What Are You Prepared to Do ?

 

This was a famous line from the movie, “The Untouchables” uttered with great drama by Sean Connery to Kevin Costner. Costner’s character—Elliot Ness had been trying to bust Al Capone with no success at all. Connery played the part of an experienced cop who had been reduced to walking a beat in Chicago because he refused to take a bribe. Costner was lamenting how he just couldn’t achieve his goal, when Connery interrupted with the pivotal line in the movie. The rest of the movie was about Elliot Ness’ response to Connery’s question, “What are you prepared to do?”. What sacrifice will you make? What risk will you take? What burden will you carry? How far will you go? How hard will you work? These same questions must have been posed to four amazing friends in the town of Capernaum around about 30 AD. Their friend was paralyzed with no hope of recovery—except that these men believed in the one man in the whole history of the world who had been sent into the world by God to do and say amazing things. This man Jesus, was in their town teaching in a home (probably the home of Simon Peter). There was a major problem in that the crowds following Jesus were so large that they would not be able to get anywhere near Him, much less carry their paralyzed friend right up to Him. In fact when they carried him on his bed to the neighborhood of Peter’s house, I’m sure they were told to go away, there is no room. It cannot be done.
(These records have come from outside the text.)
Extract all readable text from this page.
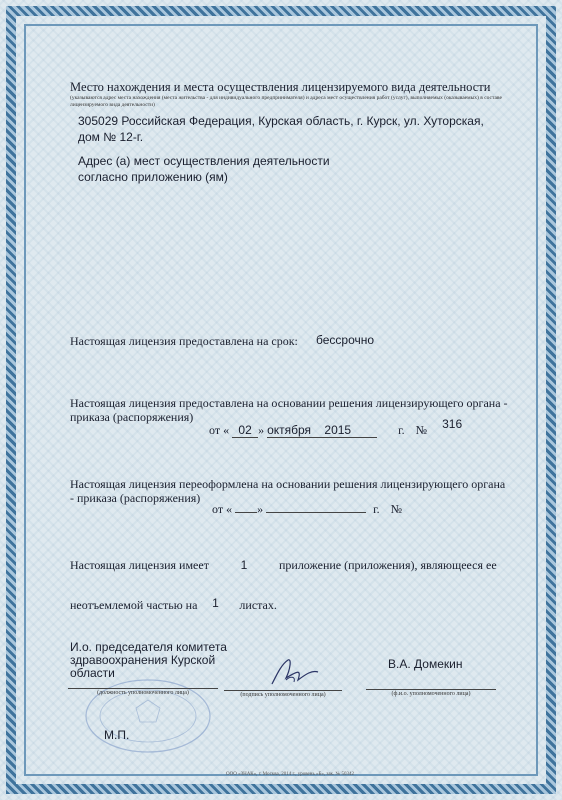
Место нахождения и места осуществления лицензируемого вида деятельности
(указываются адрес места нахождения (места жительства - для индивидуального предпринимателя) и адреса мест осуществления работ (услуг), выполняемых (оказываемых) в составе лицензируемого вида деятельности)
305029 Российская Федерация, Курская область, г. Курск, ул. Хуторская, дом № 12-г.
Адрес (а) мест осуществления деятельности согласно приложению (ям)
Настоящая лицензия предоставлена на срок: бессрочно
Настоящая лицензия предоставлена на основании решения лицензирующего органа - приказа (распоряжения)
от « 02 » октября 2015	г. № 316
Настоящая лицензия переоформлена на основании решения лицензирующего органа - приказа (распоряжения)
от « »	г. №
Настоящая лицензия имеет	1	приложение (приложения), являющееся ее
неотъемлемой частью на 1 листах.
И.о. председателя комитета здравоохранения Курской области
(должность уполномоченного лица)	(подпись уполномоченного лица)
В.А. Домекин
(ф.и.о. уполномоченного лица)
М.П.
ООО «ЗНАК», г. Москва, 2014 г., уровень «Б», зак. № 50342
The major question for them that would determine their fate and the fate of their paralyzed friend was—WHAT ARE YOU PREPARED TO DO ?

 

The Capernaum Caper

 

This story can be found in Mark 2:1-12 and Luke 5:17-26. Involved in this caper would be vandalism, destruction of private property, breaking and entering, angering public officials, interrupting the teaching of the Master, and all the debts and damages incurred in the commission of this caper. These four men were trying to bring their paralyzed friend to Jesus, but they could “not find any way to bring him in because of the crowd”.

 

Imagine the scene in first century Capernaum. The typical house was stone and mortar. There would be an outer courtyard, then a small house (by today’s standards) with a flat roof. There may have been some small precarious steps to get up on the roof. The roof would have been about two feet thick, formed by laying poles cross ways across the house then overlaid with a matting of branches and dried mud and then covered with tiles. Mark’s account mentions that they removed the roof and dug an opening. Luke added that there was tiles on the roof. What were they prepared to do? They were prepared to take any risk, cause any mess, pay any damages, carry any burden, interrupt any meeting, and go to any difficult place to take their friend to Jesus.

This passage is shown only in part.